Total business is expected to cross Rs 60,000 crore this time around. “We have a lot more people betting on football this time, and some are betting big,” said one Mumbai bookie.
“Bets are not only coming from India, but huge amounts are also being placed by non-resident Indians based in the UK, US, Australia, Canada and Dubai.”
Now in the crucial knockout stage, the stakes are getting higher, and bookies are betting on Brazil to win. The considerably low odds on Brazil reflect this — Rs 2.5 for every rupee bet. By comparison, the country least expected to win — Paraguay — is getting odds of Rs 59 per rupee bet. This means if Brazil wins, a punter who placed a bet of Rs 2 on that country would win a total of Rs 5. In the unlikely event of Paraguay winning, meanwhile, a punter who bet Rs 2 would win Rs 118.
Surprisingly, bookies have placed Spain in the second-favourite position (at Rs 3 for every rupee bet), rather than Argentina, which follows with a rate of Rs 4.8 per rupee bet.
In the quarterfinals, Brazil, Spain, Argentina and Uruguay are favourites in their respective matches.

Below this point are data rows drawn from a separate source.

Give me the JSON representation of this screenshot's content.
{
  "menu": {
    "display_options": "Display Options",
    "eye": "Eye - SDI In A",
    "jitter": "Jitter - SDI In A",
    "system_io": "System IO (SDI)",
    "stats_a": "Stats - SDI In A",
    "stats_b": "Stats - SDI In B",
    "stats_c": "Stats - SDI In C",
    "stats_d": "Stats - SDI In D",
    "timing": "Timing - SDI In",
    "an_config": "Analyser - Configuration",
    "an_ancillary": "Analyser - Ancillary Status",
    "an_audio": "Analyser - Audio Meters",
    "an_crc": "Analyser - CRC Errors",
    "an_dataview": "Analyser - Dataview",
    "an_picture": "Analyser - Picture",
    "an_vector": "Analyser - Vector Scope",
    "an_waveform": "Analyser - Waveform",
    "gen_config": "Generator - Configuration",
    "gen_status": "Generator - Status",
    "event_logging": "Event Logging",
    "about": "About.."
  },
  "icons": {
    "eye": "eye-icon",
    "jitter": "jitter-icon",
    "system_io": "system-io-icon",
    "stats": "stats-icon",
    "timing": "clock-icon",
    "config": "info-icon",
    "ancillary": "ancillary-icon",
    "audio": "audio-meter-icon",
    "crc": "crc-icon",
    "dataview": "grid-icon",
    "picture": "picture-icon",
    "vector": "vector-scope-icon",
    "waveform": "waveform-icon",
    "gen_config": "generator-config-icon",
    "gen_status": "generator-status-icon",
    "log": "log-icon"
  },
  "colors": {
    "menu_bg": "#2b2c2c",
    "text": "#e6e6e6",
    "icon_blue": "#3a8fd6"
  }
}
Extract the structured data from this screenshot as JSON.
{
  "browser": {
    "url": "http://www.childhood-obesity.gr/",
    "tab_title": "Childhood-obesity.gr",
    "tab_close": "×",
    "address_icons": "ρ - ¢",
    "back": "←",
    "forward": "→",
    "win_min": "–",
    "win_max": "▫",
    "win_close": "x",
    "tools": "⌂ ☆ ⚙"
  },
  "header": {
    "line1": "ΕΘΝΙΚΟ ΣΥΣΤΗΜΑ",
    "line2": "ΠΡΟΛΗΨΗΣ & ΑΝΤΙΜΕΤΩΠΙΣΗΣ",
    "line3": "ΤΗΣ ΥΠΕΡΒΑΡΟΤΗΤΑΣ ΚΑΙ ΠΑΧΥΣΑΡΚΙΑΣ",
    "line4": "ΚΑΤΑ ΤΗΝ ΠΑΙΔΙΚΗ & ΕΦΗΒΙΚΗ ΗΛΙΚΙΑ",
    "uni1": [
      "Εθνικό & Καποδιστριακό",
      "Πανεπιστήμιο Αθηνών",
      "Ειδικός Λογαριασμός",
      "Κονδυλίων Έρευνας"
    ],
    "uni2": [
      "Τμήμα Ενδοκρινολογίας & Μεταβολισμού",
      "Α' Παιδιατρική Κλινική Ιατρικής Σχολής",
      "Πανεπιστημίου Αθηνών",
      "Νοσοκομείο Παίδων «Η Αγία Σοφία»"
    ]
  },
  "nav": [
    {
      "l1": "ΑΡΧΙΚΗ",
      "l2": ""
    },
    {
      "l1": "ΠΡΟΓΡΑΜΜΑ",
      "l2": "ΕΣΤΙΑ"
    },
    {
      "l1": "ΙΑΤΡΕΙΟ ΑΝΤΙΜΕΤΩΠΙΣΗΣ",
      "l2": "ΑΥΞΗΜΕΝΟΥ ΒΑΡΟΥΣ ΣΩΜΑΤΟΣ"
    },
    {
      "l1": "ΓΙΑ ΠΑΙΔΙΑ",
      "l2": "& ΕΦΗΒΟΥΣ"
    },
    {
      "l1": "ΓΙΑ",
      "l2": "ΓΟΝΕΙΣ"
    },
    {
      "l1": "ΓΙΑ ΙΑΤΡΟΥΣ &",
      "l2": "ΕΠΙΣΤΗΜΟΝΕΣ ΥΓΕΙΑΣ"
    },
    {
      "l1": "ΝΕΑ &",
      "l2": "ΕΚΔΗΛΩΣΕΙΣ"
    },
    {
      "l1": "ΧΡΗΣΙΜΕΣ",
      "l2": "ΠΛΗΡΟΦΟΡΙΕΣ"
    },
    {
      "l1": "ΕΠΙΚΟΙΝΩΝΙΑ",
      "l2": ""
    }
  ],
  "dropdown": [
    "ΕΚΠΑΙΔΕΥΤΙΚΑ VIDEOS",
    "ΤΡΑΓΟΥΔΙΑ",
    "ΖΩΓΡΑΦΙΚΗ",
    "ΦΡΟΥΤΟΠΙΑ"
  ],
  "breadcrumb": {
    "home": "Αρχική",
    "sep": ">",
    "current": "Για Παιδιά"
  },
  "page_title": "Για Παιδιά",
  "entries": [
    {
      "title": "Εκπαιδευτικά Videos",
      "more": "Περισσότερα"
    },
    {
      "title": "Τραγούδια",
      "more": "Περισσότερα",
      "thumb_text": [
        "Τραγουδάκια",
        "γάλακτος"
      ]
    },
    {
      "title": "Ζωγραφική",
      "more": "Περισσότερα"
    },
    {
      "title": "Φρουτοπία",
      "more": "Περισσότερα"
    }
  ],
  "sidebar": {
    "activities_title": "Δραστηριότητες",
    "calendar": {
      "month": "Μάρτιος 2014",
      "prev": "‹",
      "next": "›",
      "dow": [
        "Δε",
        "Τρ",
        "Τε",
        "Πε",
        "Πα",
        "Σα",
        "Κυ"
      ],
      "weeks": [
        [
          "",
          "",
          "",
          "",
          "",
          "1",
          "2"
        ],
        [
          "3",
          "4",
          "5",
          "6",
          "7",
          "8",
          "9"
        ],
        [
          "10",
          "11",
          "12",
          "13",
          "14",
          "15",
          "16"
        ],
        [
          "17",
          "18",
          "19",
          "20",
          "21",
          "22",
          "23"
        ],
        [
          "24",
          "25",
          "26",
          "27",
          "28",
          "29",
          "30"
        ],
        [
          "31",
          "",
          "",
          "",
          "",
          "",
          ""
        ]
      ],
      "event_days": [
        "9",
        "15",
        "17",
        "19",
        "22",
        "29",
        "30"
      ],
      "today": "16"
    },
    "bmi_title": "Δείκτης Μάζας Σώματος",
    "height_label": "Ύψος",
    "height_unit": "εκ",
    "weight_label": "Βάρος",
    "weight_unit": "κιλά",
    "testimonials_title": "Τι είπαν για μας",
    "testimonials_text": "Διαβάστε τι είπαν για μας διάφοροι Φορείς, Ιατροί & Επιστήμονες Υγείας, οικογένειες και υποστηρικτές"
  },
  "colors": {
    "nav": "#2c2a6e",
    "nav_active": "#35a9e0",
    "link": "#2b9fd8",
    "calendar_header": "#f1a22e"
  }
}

“Each match in the quarterfinals will get us bets worth Rs 1,200 crore to Rs 1,500 crore,” said one bookie. “In the semifinals, we expect about Rs 1,800 crore to Rs 2,000 crore in bets per match. The final will probably see business of over Rs 2,500 crore.”
Initially, bets will be placed for the first 90 minutes of each game.
“If it goes to overtime, the match will be considered a draw, regardless of the final outcome. Fresh bets will be accepted for the overtime results,” the bookie said. “So, in games that go into overtime, only those who bet on a draw will gain.”